While I support changes to provide more clear guidance, I wanted to ask whether or not the availability of organs from living donors was factored into the order of priority presented here. I am a double living anonymous donor, but I would lean toward prioritizing single or multi organ patients whose donations must come from deceased donors. Single organ kidney and single organ liver patients have more avenues open for donation from family, friends, and Good Samaritans.

Terri Milton | 08/27/2025

Creating a standardized set of rules to implement a multi-organ allocation policy is needed.

Anonymous | 08/27/2025

Strongly Support

Anonymous | 08/27/2025

where does safety net kidney allocation fall in this ranking?

Anonymous | 08/27/2025

Support

Michigan Medicine | 08/27/2025

Support

Anonymous | 08/27/2025

Strongly Support

Anonymous | 08/27/2025

The effort to increase equity in access to highest quality organs is an important one. However, the inclusion of kidney-pancreas as part of the problem with multi-organ allocation - placing below several classes of kidney donors - further disadvantages the kidney-pancreas population.

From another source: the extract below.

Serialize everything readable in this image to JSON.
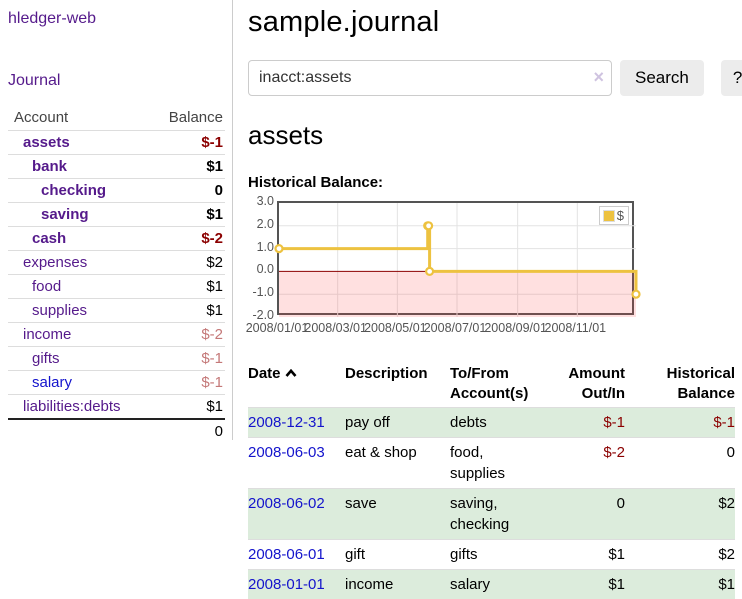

Pancreas transplantation is the only solid organ transplant to decrease in frequency during an era where we are accomplishing record transplant volumes. Across all centers, pancreas transplant volumes have decreased. Simply put, there are fewer eligible pancreas donors than ever before, reflective of the prevalence of high BMI, medical comorbidities, and substance use. Less than 10% of donors meet consideration for pancreas donation, and even fewer proceed to transplantation. Therefore, when a viable pancreas is available for transplant, utilization should be prioritized by facilitating with simultaneous kidney-pancreas transplant.

I applaud the efforts to prioritize organ allocation for patients with "medical urgency". Pancreas transplant candidates, particularly patients with Type 1 diabetes and associated hypoglycemic events, remain at high medical urgency. Based on the rarity of pancreas transplant, frequency of pancreas utilization should not significantly impact access for medically urgent kidney recipients. Without prioritization to utilize pancreas allografts through SPK transplant, access for diabetic patients will continue to lack equity.